Ciao ragazzi, sarebbe interessante - per chi ne avesse il tempo - fare una ricerca sulla percezione del sud America da parte di noi italiani, con tutto il carico di esotismo che porta con sé: se fossi l'ipotetico relatore di una tesi di laurea immaginaria, appiopperei allo studente/studentessa di turno il titolo "Da Paolo Conte a Lola Ponce: ti accorgi che il Sud America sta qua", lanciando poi l'autore/trice del lavoro verso un meritato 110/110 e lode con bacio [perugina] accademico.

Ovviamente, un capitolo a parte della tesi lo vorrei dedicato al cinema, anticipando, con voi e per voi, quello che mi piacerebbe leggere in questo ipotetico scritto circa "Banana Joe" ('82), di Stefano Vanzina in arte Steno, lavoro essenziale nell'economia del mio discorso.

Film senza troppe pretese, ma profondo forse più di quanto non sembri, "Banana Joe" ci narra di un un gigante buono (interpretato da un Bud Spencer in ottima forma) che, in un fantasioso Brasile, lavora come autotrasportatore di banane, principale ricchezza locale, in piena armonia con la popolazione autoctona, che lo adora per la sua generosità e semplicità. Questo piccolo Eden - ancorché povero - viene turbato dall'arrivo di una ghenga che mira a commercializzare in maniera massiva le banane, spezzando i piccoli commerci di Banana Joe e della popolazione locale. Ma Banana non sembra essere d'accordo, cosicché, fra scazzottate ed avventure varie (burocratiche, sentimentali, militari), riuscirà ad impedire l'avvento di questi industriali, capeggiando una piccola ma pacifica rivolta all'insegna dell'equità sociale.

La storia, come accennavo, ricalca il solito cliché di Davide contro Golia, ed è ben sorretta da un soggetto vario, giovandosi, oltre che della tenuta scenica del nostro Bud, della partecipazione di caratteristi di razza (dall'ottimo Gianfranco Barra a Mario Scarpetta ed Enzo Garinei, passando per l'esagitato Giorgio Bracardi). Professionale la regia di Steno e gustosissima la colonna sonora, speziata di salsa e calypso, dei fratelli De Angelis: indimenticabile, in particolare, la canzone dei titoli di testa, vero asse portante dell'intero commento musicale del film.
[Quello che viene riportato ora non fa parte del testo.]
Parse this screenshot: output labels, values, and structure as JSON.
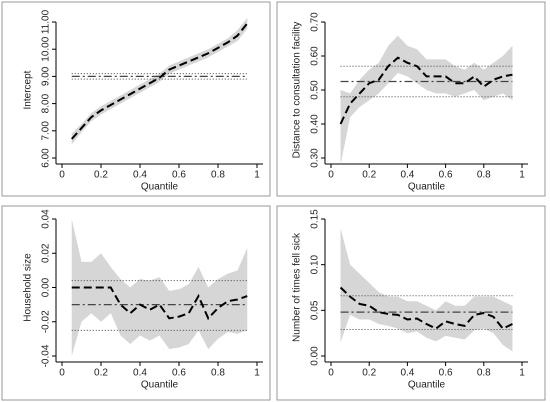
{
  "chart_data": [
    {
      "type": "line",
      "xlabel": "Quantile",
      "ylabel": "Intercept",
      "x": [
        0.05,
        0.1,
        0.15,
        0.2,
        0.25,
        0.3,
        0.35,
        0.4,
        0.45,
        0.5,
        0.55,
        0.6,
        0.65,
        0.7,
        0.75,
        0.8,
        0.85,
        0.9,
        0.95
      ],
      "estimate": [
        6.7,
        7.1,
        7.5,
        7.75,
        7.95,
        8.15,
        8.35,
        8.55,
        8.75,
        8.95,
        9.25,
        9.4,
        9.55,
        9.7,
        9.85,
        10.05,
        10.25,
        10.5,
        10.95
      ],
      "ci_lower": [
        6.5,
        6.95,
        7.35,
        7.6,
        7.8,
        8.0,
        8.2,
        8.4,
        8.6,
        8.8,
        9.1,
        9.25,
        9.4,
        9.55,
        9.7,
        9.9,
        10.1,
        10.3,
        10.75
      ],
      "ci_upper": [
        6.9,
        7.25,
        7.65,
        7.9,
        8.1,
        8.3,
        8.5,
        8.7,
        8.9,
        9.1,
        9.4,
        9.55,
        9.7,
        9.85,
        10.0,
        10.2,
        10.4,
        10.7,
        11.15
      ],
      "ols": {
        "estimate": 9.0,
        "ci_lower": 8.9,
        "ci_upper": 9.1
      },
      "xlim": [
        0,
        1
      ],
      "xticks": [
        0,
        0.2,
        0.4,
        0.6,
        0.8,
        1
      ],
      "ylim": [
        6,
        11
      ],
      "yticks": [
        {
          "value": 6,
          "label": "6.00"
        },
        {
          "value": 7,
          "label": "7.00"
        },
        {
          "value": 8,
          "label": "8.00"
        },
        {
          "value": 9,
          "label": "9.00"
        },
        {
          "value": 10,
          "label": "10.00"
        },
        {
          "value": 11,
          "label": "11.00"
        }
      ]
    },
    {
      "type": "line",
      "xlabel": "Quantile",
      "ylabel": "Distance to consultation facility",
      "x": [
        0.05,
        0.1,
        0.15,
        0.2,
        0.25,
        0.3,
        0.35,
        0.4,
        0.45,
        0.5,
        0.55,
        0.6,
        0.65,
        0.7,
        0.75,
        0.8,
        0.85,
        0.9,
        0.95
      ],
      "estimate": [
        0.4,
        0.46,
        0.49,
        0.52,
        0.53,
        0.57,
        0.595,
        0.58,
        0.57,
        0.54,
        0.54,
        0.54,
        0.52,
        0.52,
        0.54,
        0.51,
        0.53,
        0.54,
        0.545
      ],
      "ci_lower": [
        0.28,
        0.42,
        0.45,
        0.47,
        0.49,
        0.52,
        0.55,
        0.54,
        0.52,
        0.5,
        0.49,
        0.49,
        0.48,
        0.49,
        0.5,
        0.47,
        0.48,
        0.49,
        0.47
      ],
      "ci_upper": [
        0.5,
        0.49,
        0.53,
        0.56,
        0.58,
        0.63,
        0.66,
        0.63,
        0.62,
        0.59,
        0.59,
        0.59,
        0.57,
        0.56,
        0.58,
        0.56,
        0.58,
        0.6,
        0.63
      ],
      "ols": {
        "estimate": 0.525,
        "ci_lower": 0.48,
        "ci_upper": 0.57
      },
      "xlim": [
        0,
        1
      ],
      "xticks": [
        0,
        0.2,
        0.4,
        0.6,
        0.8,
        1
      ],
      "ylim": [
        0.3,
        0.7
      ],
      "yticks": [
        {
          "value": 0.3,
          "label": "0.30"
        },
        {
          "value": 0.4,
          "label": "0.40"
        },
        {
          "value": 0.5,
          "label": "0.50"
        },
        {
          "value": 0.6,
          "label": "0.60"
        },
        {
          "value": 0.7,
          "label": "0.70"
        }
      ]
    },
    {
      "type": "line",
      "xlabel": "Quantile",
      "ylabel": "Household size",
      "x": [
        0.05,
        0.1,
        0.15,
        0.2,
        0.25,
        0.3,
        0.35,
        0.4,
        0.45,
        0.5,
        0.55,
        0.6,
        0.65,
        0.7,
        0.75,
        0.8,
        0.85,
        0.9,
        0.95
      ],
      "estimate": [
        0,
        0,
        0,
        0,
        0,
        -0.01,
        -0.015,
        -0.01,
        -0.013,
        -0.01,
        -0.018,
        -0.017,
        -0.015,
        -0.005,
        -0.018,
        -0.012,
        -0.008,
        -0.007,
        -0.005
      ],
      "ci_lower": [
        -0.04,
        -0.02,
        -0.015,
        -0.02,
        -0.015,
        -0.028,
        -0.033,
        -0.028,
        -0.031,
        -0.028,
        -0.036,
        -0.035,
        -0.033,
        -0.025,
        -0.036,
        -0.03,
        -0.026,
        -0.027,
        -0.025
      ],
      "ci_upper": [
        0.04,
        0.015,
        0.015,
        0.02,
        0.012,
        0.005,
        0.0,
        0.005,
        0.004,
        0.006,
        -0.002,
        -0.001,
        0.002,
        0.012,
        0.0,
        0.005,
        0.008,
        0.01,
        0.023
      ],
      "ols": {
        "estimate": -0.01,
        "ci_lower": -0.025,
        "ci_upper": 0.004
      },
      "xlim": [
        0,
        1
      ],
      "xticks": [
        0,
        0.2,
        0.4,
        0.6,
        0.8,
        1
      ],
      "ylim": [
        -0.04,
        0.04
      ],
      "yticks": [
        {
          "value": -0.04,
          "label": "-0.04"
        },
        {
          "value": -0.02,
          "label": "-0.02"
        },
        {
          "value": 0,
          "label": "0.00"
        },
        {
          "value": 0.02,
          "label": "0.02"
        },
        {
          "value": 0.04,
          "label": "0.04"
        }
      ]
    },
    {
      "type": "line",
      "xlabel": "Quantile",
      "ylabel": "Number of times fell sick",
      "x": [
        0.05,
        0.1,
        0.15,
        0.2,
        0.25,
        0.3,
        0.35,
        0.4,
        0.45,
        0.5,
        0.55,
        0.6,
        0.65,
        0.7,
        0.75,
        0.8,
        0.85,
        0.9,
        0.95
      ],
      "estimate": [
        0.075,
        0.065,
        0.057,
        0.055,
        0.048,
        0.046,
        0.045,
        0.04,
        0.041,
        0.035,
        0.03,
        0.038,
        0.035,
        0.033,
        0.045,
        0.047,
        0.043,
        0.03,
        0.035
      ],
      "ci_lower": [
        0.015,
        0.045,
        0.04,
        0.04,
        0.035,
        0.033,
        0.03,
        0.025,
        0.027,
        0.02,
        0.016,
        0.022,
        0.02,
        0.018,
        0.028,
        0.03,
        0.025,
        0.012,
        0.005
      ],
      "ci_upper": [
        0.14,
        0.1,
        0.09,
        0.08,
        0.07,
        0.065,
        0.065,
        0.06,
        0.06,
        0.055,
        0.05,
        0.06,
        0.055,
        0.055,
        0.065,
        0.065,
        0.065,
        0.06,
        0.055
      ],
      "ols": {
        "estimate": 0.048,
        "ci_lower": 0.029,
        "ci_upper": 0.066
      },
      "xlim": [
        0,
        1
      ],
      "xticks": [
        0,
        0.2,
        0.4,
        0.6,
        0.8,
        1
      ],
      "ylim": [
        0,
        0.15
      ],
      "yticks": [
        {
          "value": 0,
          "label": "0.00"
        },
        {
          "value": 0.05,
          "label": "0.05"
        },
        {
          "value": 0.1,
          "label": "0.10"
        },
        {
          "value": 0.15,
          "label": "0.15"
        }
      ]
    }
  ]
}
L'aspetto più interessante del lavoro in commento riguarda, tuttavia, la già accennata percezione del Sud America da parte di Steno e degli autori del film: da un lato essa può apparire bozzettistica - certamente occulta le reali povertà e gli autentici disagi del continente - ma, dall'altro, non appare scevra di un certo tocco poetico, specie dove dipinge la levità degli abitanti del piccolo villaggio, la loro purezza e simpatia; le quali, a mio sommesso avviso, non derivano da una semplicistica (ed un poco razzista) concezione del "buon selvaggio", ma dalla consapevolezza che, in un contesto di autentica povertà e di quotidiano rapporto con la morte, l'Uomo non cessa mai d'essere tale, conservando i propri sentimenti, le proprie aspirazioni e passioni, come pure la propria voglia di indipendenza ed autonomia.

In tal senso, il viaggio di Joe dalla confusione del proprio villaggio verso la città, è, parallelamente, la descrizione del contatto dell'individuo con i poteri che cercano di soggiogarlo, di sopprimere quell'individualismo quasi infantile di cui il Nostro è portatore sano, nella sua innata ingenuità: riottoso alle burocrazie, alla milizia, alla prevaricazione dei potenti, poetico nei rapporti con il gentil sesso, Joe è un umile portatore di umanesimo in un mondo che tende al degrado ed alla corruzione, come pure ultimo baluardo dei "deboli" nei confronti di chi vuol prevaricare. Irreale ed irrealizzabile, direte Voi, ma, nella sua tenerezza di fondo, particolarmente epico.

E' forse per questo che un film come "Banana Joe", alla sua uscita, piacque in egual modo a bambini ed adulti: porta con sé l'iconoclastia, la furia distruttiva, del bambino che non vuol essere costretto in uno spazio conchiuso e non vuol subire gli ordini immotivati di altri; al contempo, ricorda ai papà ed alle mamme di esser stati, in un qualche tempo, liberi come Banana, rammentando rivoluzioni immaginarie, forse mai avviate e probabilmente soppresse da mutui da pagare, o addormentate nella placida routine di un treno da pendolari, mentre magari si sogna di essere alla guida di un camion, giù nel Mato Grosso, trasportando banane verso non si sa dove, protagonisti di un racconto di un Marquez o di un Vargas Llosa, ma anche di un Sergio Bonelli qualsiasi, possibilmente nella parte di Mister No.